Philippe Pelaez & Guénaël Grabowski, Personne
Le huis clos ultime
Daniel Nikto fait le même cauchemar. Il se baigne, avec Enya, sa fille de douze ans, sur la lune Europe, un satellite de Jupiter. Il est le pilote de cette mission Europe, d’une durée de deux ans, pour laquelle il vient de consacrer dix ans de sa vie. C’est ce que lui reproche Eva, son épouse, de les avoir délaissées, elle et leur fille, pour la mise au point de cette aventure cosmique.
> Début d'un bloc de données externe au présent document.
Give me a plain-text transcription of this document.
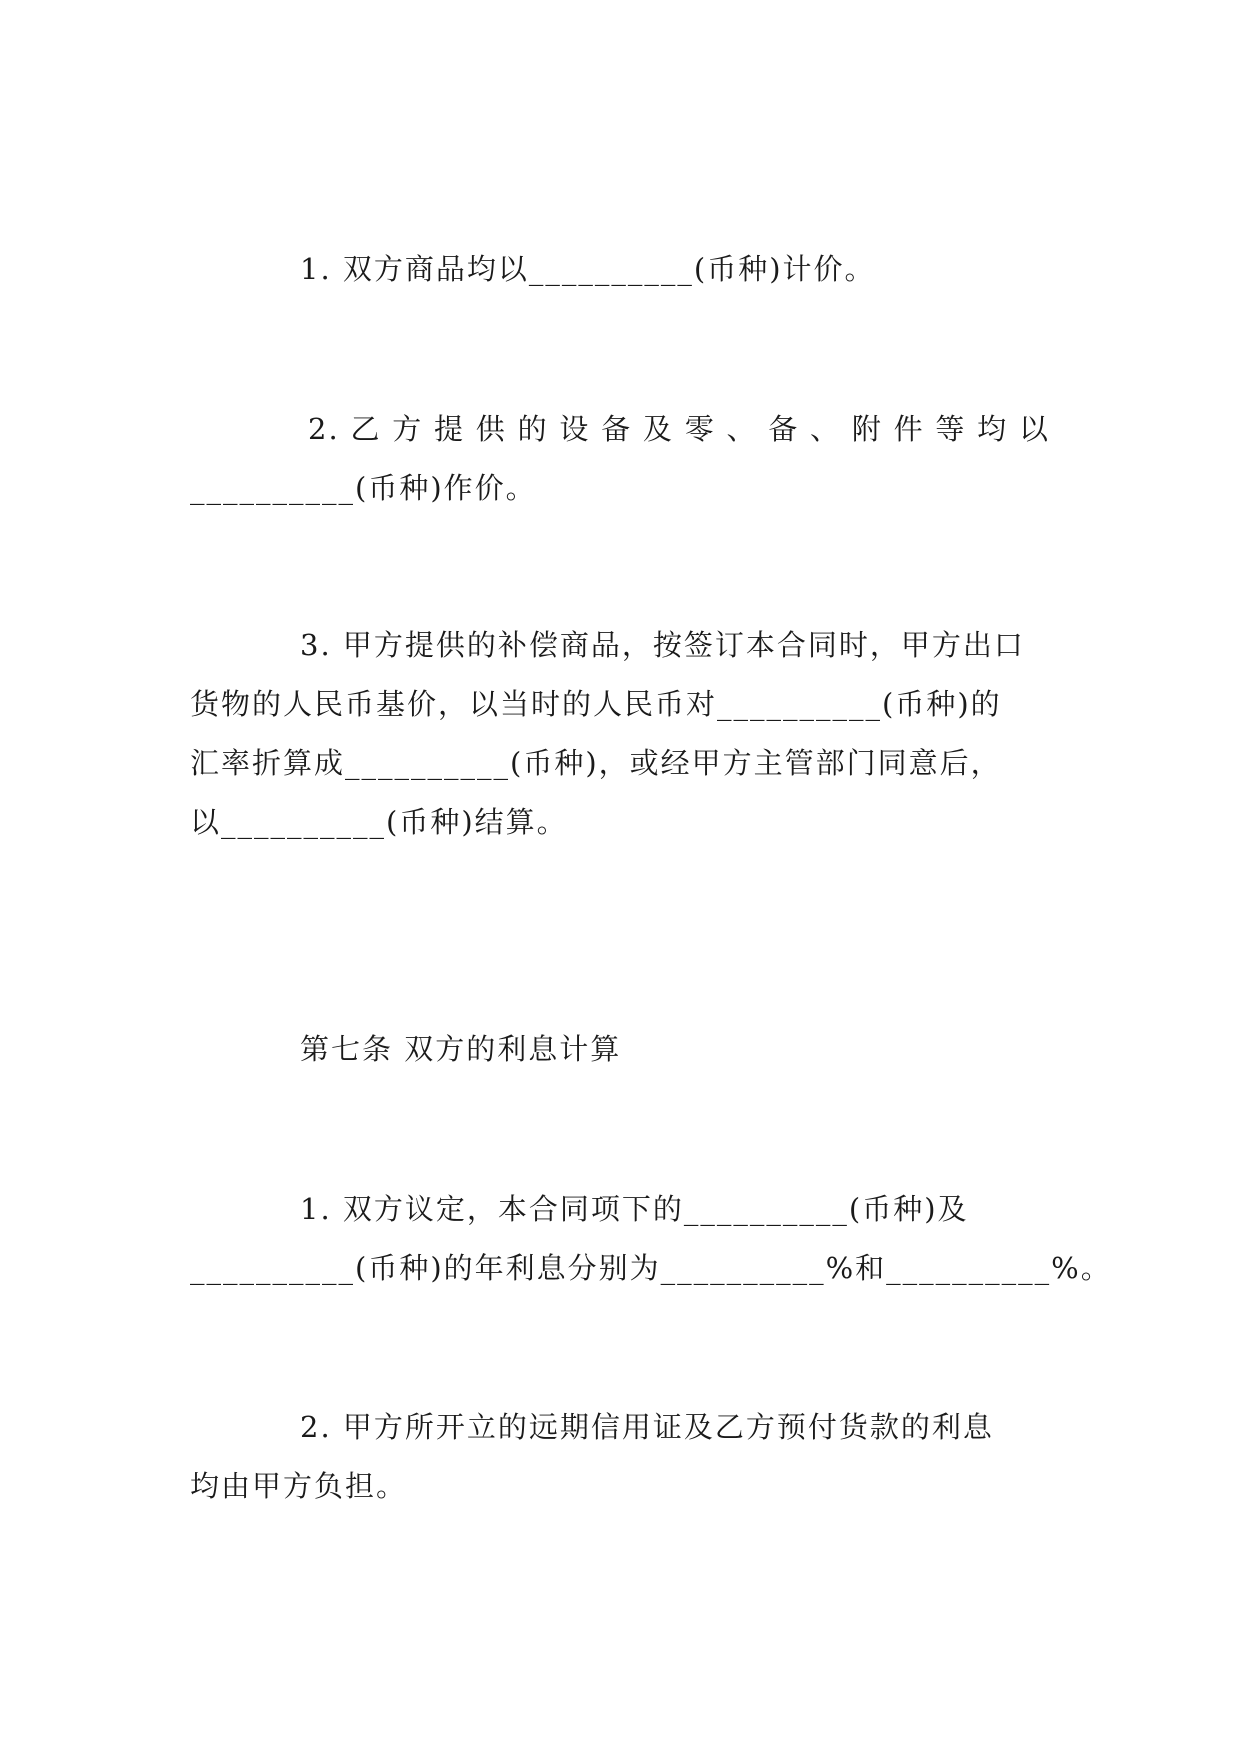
1. 双方商品均以__________(币种)计价。

2. 乙 方 提 供 的 设 备 及 零 、 备 、 附 件 等 均 以
__________(币种)作价。

3. 甲方提供的补偿商品，按签订本合同时，甲方出口
货物的人民币基价，以当时的人民币对__________(币种)的
汇率折算成__________(币种)，或经甲方主管部门同意后，
以__________(币种)结算。

第七条 双方的利息计算

1. 双方议定，本合同项下的__________(币种)及
__________(币种)的年利息分别为__________%和__________%。

2. 甲方所开立的远期信用证及乙方预付货款的利息
均由甲方负担。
En emmenant Enya à l’école, il prétexte un oubli de documents pour faire demi-tour. Il voit alors un homme rejoignant son épouse. Un de ses équipiers tente de le consoler. Mais les mauvaises nouvelles s’accumulent quand on lui annonce qu’il est atteint d’une tumeur au cerveau, qu’il ne part plus, le risque est trop grand.
Au 182e jour de la mission, Daniel est réveillé par l’IA du vaisseau qui demande la correction d’une légère perte de puissance. C’est en vain qu’il cherche les autres membres de l’équipage, les cinq scientifiques qui doivent l’accompagner dans le voyage…
On peut comprendre la frustration d’un homme qui a consacré dix ans de son existence à préparer un objectif et qui, peu de temps avant la concrétisation, doit abandonner. Cependant, cela ne suffit pas à expliquer la situation créée par Philippe Pelaez qui confronte le personnage principal à une totale solitude, sauf les ordinateurs de bord. Aussi que représente cet homme qu’il voit apparaître, qui se présente comme M. Zilch et qui lui dit qu’il est là grâce à lui ?
Le scénariste use de quelques thèmes de science-fiction, de complications médicales et propose un huis clos magnifique dans l’immensité intergalactique. Peu à peu, se dévoilent les circonstances qui ont conduit à cette situation de crise avec des révélations, des fausses pistes. Tous les éléments constitutifs du récit installent une tension, génèrent des interrogations jusqu’à un dénouement peu ordinaire. L’auteur joue avec de nombreuses données pour instiller une atmosphère intrigante au possible. La NASA, avec la sonde Europa Clipper lancée le 14 octobre 2024, s’apprête à explorer cette lune de glace…
Guénaël Grabowski installe un dessin réaliste tant pour les différents protagonistes que pour tout leur environnement. Il propose des vues spatiales superbes, d’un beau pragmatisme, ainsi que les différentes parties tout à fait plausibles du vaisseau. Il s’attache à instiller, en lien étroit avec le récit, une atmosphère oppressante agissante.
C’est à Denis Béchu qu’est dévolu la tâche de la mise en couleurs, tâche dont il s’acquitte haut la main, trouvant les teintes adéquates pour chaque situation.
Avec Personne, ce one shot au récit efficace, les auteurs propose un album très attractif, riche en intrigues, actions er rebondissements, dans une mise en images réussie.
serge perraud
Philippe Pelaez (scénario), Guénaël Grabowski (dessin) & Denis Béchu (couleurs), Personne, Dargaud, mars 2026, 88 p. – 19,50 €.